6. Shells. You see masses of oyster shells on the beach. You might also find mussels, cockles, winkles and whelks, but they are not as common as oysters. This is because for centuries oysters were poor people's food and even street food. 'It's only when you get well into the 1800's with the buildup of pollution contaminating the oyster beds around the estuary that oysters started to become rarer and more expensive.' A piece of shell from a Chinese mitten crab (so-called because of mitten like claws) shows us how the ecology of the river is changing. This freshwater species was an accidental introduction into Western Europe and Britain, probably reaching England in ballast tanks on ships. They are a burrowing species and can cause riverbanks to collapse. You would not have seen them before the 1920s, but now they are established.
STAR SHELL OBJECT: A piece of abalone shell, possibly from California.
7. Clay pipes. There are so many of these that they deserve their own strand. We all know Sir Walter Raleigh brought tobacco to England but did you know that it was first used medicinally? And that the millions of white clay pipes are modelled on wooden versions used by Native Americans?
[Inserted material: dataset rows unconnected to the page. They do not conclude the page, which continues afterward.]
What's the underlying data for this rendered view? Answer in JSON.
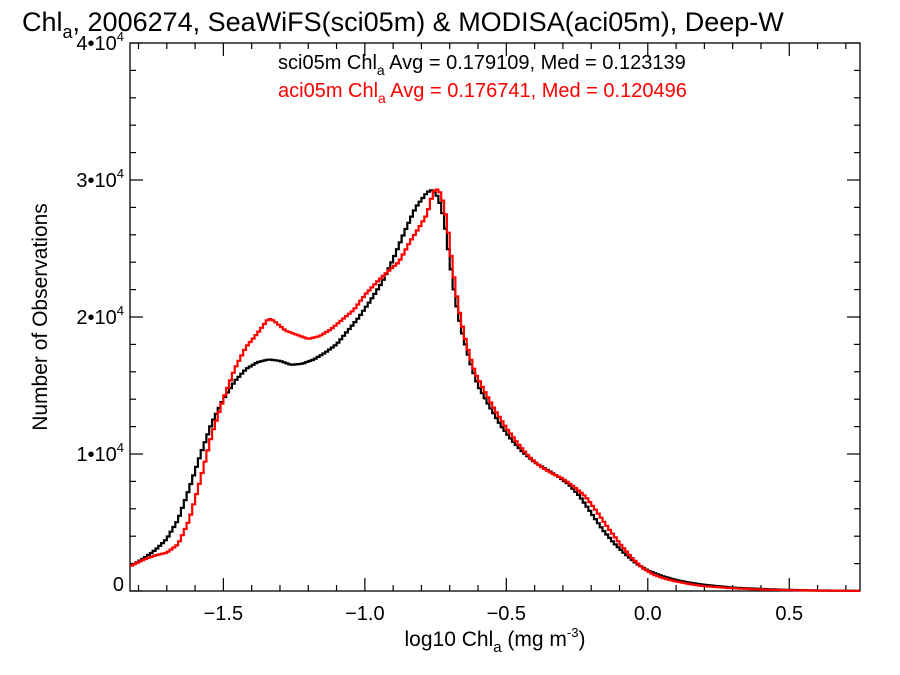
{
  "chart_data": {
    "type": "line",
    "title": {
      "prefix": "Chl",
      "sub": "a",
      "suffix": ", 2006274, SeaWiFS(sci05m) & MODISA(aci05m), Deep-W"
    },
    "xlabel": {
      "prefix": "log10 Chl",
      "sub": "a",
      "mid": " (mg m",
      "sup": "-3",
      "suffix": ")"
    },
    "ylabel": "Number of Observations",
    "xlim": [
      -1.83,
      0.75
    ],
    "ylim": [
      0,
      40000
    ],
    "x_ticks": [
      {
        "value": -1.5,
        "label": "−1.5"
      },
      {
        "value": -1.0,
        "label": "−1.0"
      },
      {
        "value": -0.5,
        "label": "−0.5"
      },
      {
        "value": 0.0,
        "label": "0.0"
      },
      {
        "value": 0.5,
        "label": "0.5"
      }
    ],
    "y_ticks": [
      {
        "value": 0,
        "mantissa": "0",
        "exponent": ""
      },
      {
        "value": 10000,
        "mantissa": "1•10",
        "exponent": "4"
      },
      {
        "value": 20000,
        "mantissa": "2•10",
        "exponent": "4"
      },
      {
        "value": 30000,
        "mantissa": "3•10",
        "exponent": "4"
      },
      {
        "value": 40000,
        "mantissa": "4•10",
        "exponent": "4"
      }
    ],
    "grid": false,
    "annotations": [
      {
        "prefix": "sci05m Chl",
        "sub": "a",
        "suffix": " Avg = 0.179109, Med = 0.123139",
        "color": "#000000"
      },
      {
        "prefix": "aci05m Chl",
        "sub": "a",
        "suffix": " Avg = 0.176741, Med = 0.120496",
        "color": "#ff0000"
      }
    ],
    "series": [
      {
        "key": "sci05m",
        "color": "#000000",
        "points": [
          [
            -1.83,
            1800
          ],
          [
            -1.78,
            2400
          ],
          [
            -1.74,
            3000
          ],
          [
            -1.7,
            3800
          ],
          [
            -1.66,
            5200
          ],
          [
            -1.62,
            7500
          ],
          [
            -1.58,
            10000
          ],
          [
            -1.54,
            12300
          ],
          [
            -1.5,
            14000
          ],
          [
            -1.46,
            15300
          ],
          [
            -1.42,
            16200
          ],
          [
            -1.38,
            16700
          ],
          [
            -1.34,
            16900
          ],
          [
            -1.3,
            16800
          ],
          [
            -1.26,
            16500
          ],
          [
            -1.22,
            16600
          ],
          [
            -1.18,
            16900
          ],
          [
            -1.14,
            17400
          ],
          [
            -1.1,
            18000
          ],
          [
            -1.06,
            19000
          ],
          [
            -1.02,
            20000
          ],
          [
            -0.98,
            21200
          ],
          [
            -0.94,
            22500
          ],
          [
            -0.9,
            24200
          ],
          [
            -0.86,
            26200
          ],
          [
            -0.82,
            28000
          ],
          [
            -0.78,
            29100
          ],
          [
            -0.76,
            29300
          ],
          [
            -0.74,
            28700
          ],
          [
            -0.72,
            27200
          ],
          [
            -0.7,
            24200
          ],
          [
            -0.68,
            21300
          ],
          [
            -0.66,
            19200
          ],
          [
            -0.64,
            17600
          ],
          [
            -0.62,
            16200
          ],
          [
            -0.6,
            15000
          ],
          [
            -0.56,
            13500
          ],
          [
            -0.52,
            12100
          ],
          [
            -0.48,
            11000
          ],
          [
            -0.44,
            10100
          ],
          [
            -0.4,
            9400
          ],
          [
            -0.36,
            8900
          ],
          [
            -0.32,
            8400
          ],
          [
            -0.28,
            7800
          ],
          [
            -0.24,
            6900
          ],
          [
            -0.2,
            5700
          ],
          [
            -0.16,
            4500
          ],
          [
            -0.12,
            3500
          ],
          [
            -0.08,
            2700
          ],
          [
            -0.04,
            2000
          ],
          [
            0.0,
            1500
          ],
          [
            0.05,
            1100
          ],
          [
            0.1,
            800
          ],
          [
            0.15,
            600
          ],
          [
            0.2,
            450
          ],
          [
            0.3,
            250
          ],
          [
            0.4,
            150
          ],
          [
            0.5,
            80
          ],
          [
            0.6,
            40
          ],
          [
            0.75,
            15
          ]
        ]
      },
      {
        "key": "aci05m",
        "color": "#ff0000",
        "points": [
          [
            -1.83,
            1800
          ],
          [
            -1.78,
            2300
          ],
          [
            -1.74,
            2600
          ],
          [
            -1.7,
            2800
          ],
          [
            -1.66,
            3400
          ],
          [
            -1.62,
            5200
          ],
          [
            -1.58,
            8200
          ],
          [
            -1.54,
            11500
          ],
          [
            -1.5,
            14000
          ],
          [
            -1.46,
            16200
          ],
          [
            -1.42,
            17800
          ],
          [
            -1.38,
            18800
          ],
          [
            -1.34,
            19900
          ],
          [
            -1.32,
            19700
          ],
          [
            -1.28,
            19000
          ],
          [
            -1.24,
            18700
          ],
          [
            -1.2,
            18400
          ],
          [
            -1.16,
            18600
          ],
          [
            -1.12,
            19100
          ],
          [
            -1.08,
            19800
          ],
          [
            -1.04,
            20500
          ],
          [
            -1.0,
            21600
          ],
          [
            -0.96,
            22500
          ],
          [
            -0.92,
            23300
          ],
          [
            -0.88,
            24000
          ],
          [
            -0.84,
            25500
          ],
          [
            -0.8,
            26800
          ],
          [
            -0.78,
            27500
          ],
          [
            -0.76,
            29000
          ],
          [
            -0.75,
            29400
          ],
          [
            -0.73,
            29000
          ],
          [
            -0.71,
            27000
          ],
          [
            -0.69,
            23600
          ],
          [
            -0.67,
            20800
          ],
          [
            -0.65,
            18800
          ],
          [
            -0.63,
            17200
          ],
          [
            -0.61,
            15900
          ],
          [
            -0.58,
            14700
          ],
          [
            -0.54,
            13200
          ],
          [
            -0.5,
            11900
          ],
          [
            -0.46,
            10800
          ],
          [
            -0.42,
            9800
          ],
          [
            -0.38,
            9100
          ],
          [
            -0.34,
            8600
          ],
          [
            -0.3,
            8200
          ],
          [
            -0.26,
            7600
          ],
          [
            -0.22,
            6900
          ],
          [
            -0.18,
            5800
          ],
          [
            -0.14,
            4600
          ],
          [
            -0.1,
            3500
          ],
          [
            -0.06,
            2500
          ],
          [
            -0.02,
            1700
          ],
          [
            0.02,
            1200
          ],
          [
            0.06,
            900
          ],
          [
            0.1,
            700
          ],
          [
            0.15,
            500
          ],
          [
            0.2,
            350
          ],
          [
            0.3,
            200
          ],
          [
            0.4,
            110
          ],
          [
            0.5,
            60
          ],
          [
            0.6,
            30
          ],
          [
            0.75,
            10
          ]
        ]
      }
    ]
  }
}
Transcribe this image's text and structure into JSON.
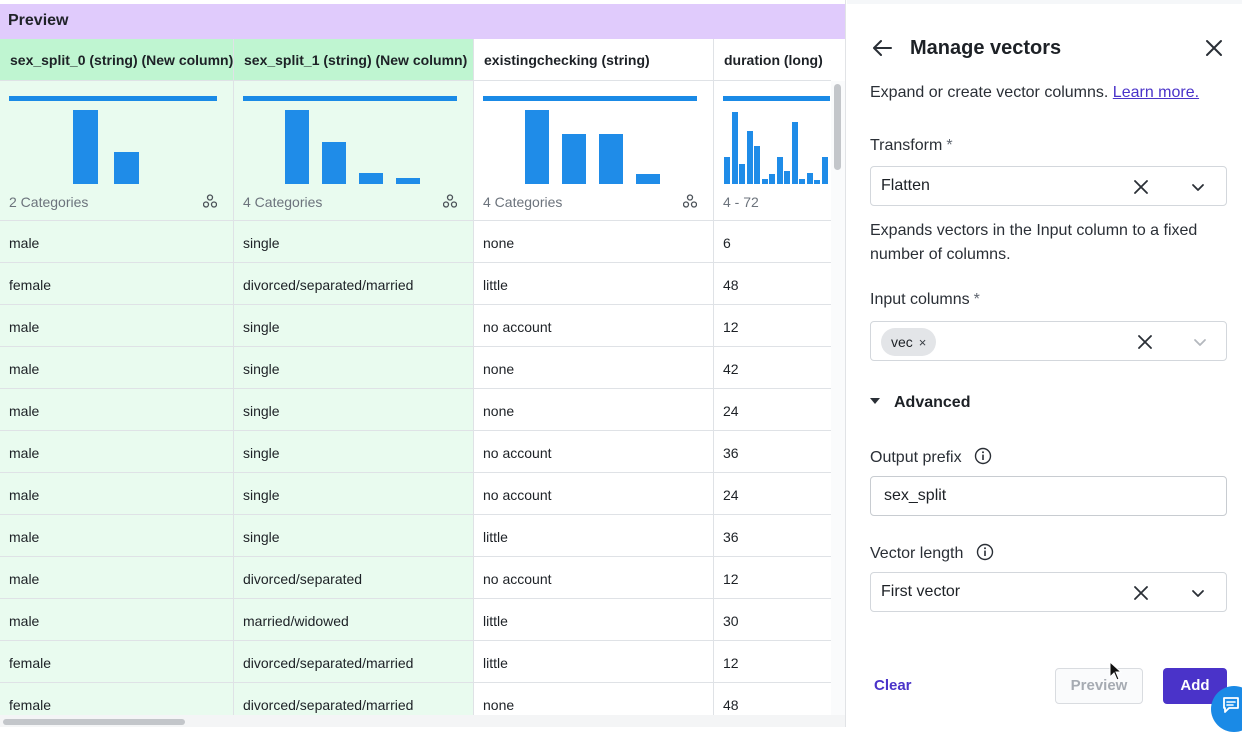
{
  "preview": {
    "title": "Preview",
    "columns": [
      {
        "header": "sex_split_0 (string) (New column)",
        "summary": "2 Categories",
        "bars": [
          0.92,
          0.4
        ]
      },
      {
        "header": "sex_split_1 (string) (New column)",
        "summary": "4 Categories",
        "bars": [
          0.92,
          0.52,
          0.14,
          0.07
        ]
      },
      {
        "header": "existingchecking (string)",
        "summary": "4 Categories",
        "bars": [
          0.92,
          0.62,
          0.62,
          0.13
        ]
      },
      {
        "header": "duration (long)",
        "summary": "4 - 72",
        "bars": [
          0.34,
          0.9,
          0.25,
          0.66,
          0.48,
          0.06,
          0.12,
          0.34,
          0.16,
          0.78,
          0.06,
          0.14,
          0.05,
          0.34
        ]
      }
    ],
    "rows": [
      [
        "male",
        "single",
        "none",
        "6"
      ],
      [
        "female",
        "divorced/separated/married",
        "little",
        "48"
      ],
      [
        "male",
        "single",
        "no account",
        "12"
      ],
      [
        "male",
        "single",
        "none",
        "42"
      ],
      [
        "male",
        "single",
        "none",
        "24"
      ],
      [
        "male",
        "single",
        "no account",
        "36"
      ],
      [
        "male",
        "single",
        "no account",
        "24"
      ],
      [
        "male",
        "single",
        "little",
        "36"
      ],
      [
        "male",
        "divorced/separated",
        "no account",
        "12"
      ],
      [
        "male",
        "married/widowed",
        "little",
        "30"
      ],
      [
        "female",
        "divorced/separated/married",
        "little",
        "12"
      ],
      [
        "female",
        "divorced/separated/married",
        "none",
        "48"
      ]
    ]
  },
  "panel": {
    "title": "Manage vectors",
    "description": "Expand or create vector columns.",
    "learn_more": "Learn more.",
    "transform": {
      "label": "Transform",
      "required_mark": "*",
      "value": "Flatten",
      "help": "Expands vectors in the Input column to a fixed number of columns."
    },
    "input_columns": {
      "label": "Input columns",
      "required_mark": "*",
      "chip": "vec",
      "chip_remove": "×"
    },
    "advanced": {
      "label": "Advanced"
    },
    "output_prefix": {
      "label": "Output prefix",
      "value": "sex_split"
    },
    "vector_length": {
      "label": "Vector length",
      "value": "First vector"
    },
    "buttons": {
      "clear": "Clear",
      "preview": "Preview",
      "add": "Add"
    }
  },
  "icons": {
    "back": "arrow-left-icon",
    "close": "close-icon",
    "clear": "x-icon",
    "dropdown": "chevron-down-icon",
    "info": "info-icon",
    "distribution": "distribution-icon",
    "chat": "chat-icon"
  },
  "colors": {
    "accent": "#4a33c9",
    "histogram": "#1f8ce8",
    "preview_header": "#e0cbfc",
    "new_column_header": "#bff5d1",
    "new_column_body": "#e9fbef"
  }
}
STAR CLAY PIPE: A so-called fairy pipe spotted on the London Mudlark Facebook page which tells you that If you're looking for one of the really early tobacco pipes, this is the size you're looking for - small because tobacco was expensive when it was first imported at the end of the 16th century. It also explains whey they are also known as 'fairy pipes.'
The London Mudlark Facebook page also sets down some rules and guidelines for Mudlarking, including: Anything made of precious metal (gold or silver) and over 300 years old (not including coins unless they are found in a hoard) must by law be reported as Treasure Trove. It will then be assessed by the coroner and offered to various museums who have the right to buy it. If they choose to buy it the finder gets half the value and the land owner will get the other half. The process can take a while, sometimes years*… And: You can collect surface finds, spotted eyes only without a license.
NB As of November 2016 EVERYBODY needs a permit to go down on the foreshore and look for goodies: Check PLA's site HERE.
Happy Mudlarking!
*Read the exact terms of Treasure Trove HERE.
Caroline Lawrence is currently working on a series of books for kids set in Roman Britain including Londinium. The Roman Quests 1: Escape from Rome is out May 2016.
4 comments:
I want to do that! Thanks for the useful breakdown, Caroline!
I am definitely going to do this too, with my three daughters. Tank you for the prompt.
Fascinating!
I've always wanted to do this whenever I've been in London, but never had the chance. When I was younger, I was always looking for stuff on the beach or by the riverbanks, and I probably still have a box of old china pieces somewhere in the attic. Thanks for the review of the guided tour - it sounds like the best introduction to a fascinating hobby!